Eighteen months ago, when the Covid-19 vaccines were being rolled out in the USA and UK, we reviewed a paper that had been published in Clinical Imaging, highlighting an important side effect for women aged 40 to 60. Four women presented with swollen lymph nodes in the axillary region (arm pit) and each had received a vaccine in the ipsilateral (i.e. same) upper extremity. Their mammograms were normal but hand-held ultrasound (HHUS) revealed lesions that appeared to mimic breast malignancies. It turns out that differentiating between malignant and benign lymph nodes is not so straightforward for the radiologist.
Last week, researchers from Barcelona in Spain published an article in the European Journal of Radiology in which they showed that an artificial intelligence (AI) algorithm trained with HHUS images can help to distinguish between malignant and benign lymph nodes (click here to download the paper). In fact, the AI model performed considerably better than radiologists trained in breast imaging. The ultrasound images for two different patients are seen below left: (a) benign lymph node with reactive changes due to Covid-19 vaccination; and (b) metastatic lymph node of invasive ductal carcinoma (© Elsevier).
In total, 180 images from 154 different patients were employed: 71 images (10 cases and 61 controls) were used to train their AI model, and 109 images (36 cases and 73 controls) were used to evaluate the model’s performance. This set of test images was also used to evaluate the performance of the trained radiologists. As seen in the table below right (© AuntMinnie.com), the AI model – which had previously been used to diagnose metastatic involvement in axillary lymph nodes – performed significantly better than the radiologists.
The researchers commented that their model could be used clinically as an online application, or integrated within the ultrasound scanner. The algorithm was able to produce a result within 30 seconds of the radiologist exploring an axillary lymph node, plus it could also be employed while the patient was undergoing chemotherapy.

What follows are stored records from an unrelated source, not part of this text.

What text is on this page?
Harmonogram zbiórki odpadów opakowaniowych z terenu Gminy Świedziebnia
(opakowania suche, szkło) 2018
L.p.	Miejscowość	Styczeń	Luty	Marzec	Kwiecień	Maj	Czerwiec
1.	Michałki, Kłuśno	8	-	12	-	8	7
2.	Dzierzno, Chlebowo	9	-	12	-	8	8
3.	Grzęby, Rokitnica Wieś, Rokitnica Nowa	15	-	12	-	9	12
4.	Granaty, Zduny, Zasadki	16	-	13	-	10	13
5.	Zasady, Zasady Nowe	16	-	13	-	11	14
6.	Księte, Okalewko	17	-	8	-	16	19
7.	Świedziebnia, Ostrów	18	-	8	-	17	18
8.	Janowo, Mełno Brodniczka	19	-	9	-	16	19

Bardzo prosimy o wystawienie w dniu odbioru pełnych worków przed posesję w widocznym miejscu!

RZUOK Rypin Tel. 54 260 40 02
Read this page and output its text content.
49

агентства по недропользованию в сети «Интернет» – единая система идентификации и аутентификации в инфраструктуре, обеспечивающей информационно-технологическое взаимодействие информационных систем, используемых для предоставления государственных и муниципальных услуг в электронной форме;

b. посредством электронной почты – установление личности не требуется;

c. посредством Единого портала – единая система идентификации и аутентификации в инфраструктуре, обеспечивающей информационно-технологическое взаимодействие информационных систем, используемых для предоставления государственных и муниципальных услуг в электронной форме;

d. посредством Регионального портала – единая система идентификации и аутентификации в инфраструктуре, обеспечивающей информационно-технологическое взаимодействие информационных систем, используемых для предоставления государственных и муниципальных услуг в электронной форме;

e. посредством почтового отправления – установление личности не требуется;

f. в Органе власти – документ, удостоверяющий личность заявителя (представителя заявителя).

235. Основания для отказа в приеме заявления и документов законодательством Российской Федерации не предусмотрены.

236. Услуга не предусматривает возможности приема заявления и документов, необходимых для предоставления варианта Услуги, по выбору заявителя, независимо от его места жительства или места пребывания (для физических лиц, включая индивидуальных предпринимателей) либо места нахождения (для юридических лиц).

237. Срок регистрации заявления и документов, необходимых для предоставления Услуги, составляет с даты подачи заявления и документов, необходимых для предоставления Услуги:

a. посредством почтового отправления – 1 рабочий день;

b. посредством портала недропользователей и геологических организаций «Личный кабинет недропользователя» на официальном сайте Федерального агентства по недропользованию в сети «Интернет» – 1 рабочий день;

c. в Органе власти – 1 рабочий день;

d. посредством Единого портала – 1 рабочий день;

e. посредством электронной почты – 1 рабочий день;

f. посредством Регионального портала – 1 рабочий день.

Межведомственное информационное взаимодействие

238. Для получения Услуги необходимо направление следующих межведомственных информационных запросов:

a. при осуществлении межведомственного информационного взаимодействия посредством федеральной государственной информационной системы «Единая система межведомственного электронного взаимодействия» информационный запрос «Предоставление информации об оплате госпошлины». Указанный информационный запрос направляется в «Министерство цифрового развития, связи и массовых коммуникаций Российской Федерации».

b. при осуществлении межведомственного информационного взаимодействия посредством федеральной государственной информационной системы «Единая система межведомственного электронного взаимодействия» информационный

They said, “This software could be used to support decision making in both cancer and non-cancer patients with suspicious lymph nodes during ultrasound examination. In this way, unnecessary biopsies would be avoided, thus improving patient management and treatment.” The authors acknowledged that one of the shortcomings of their study was the small size of their data set, and so they advocated the need for large, multi-centre studies to validate their findings. Nevertheless, this paper has produced further support for combining ultrasound and AI for the early detection of breast cancer.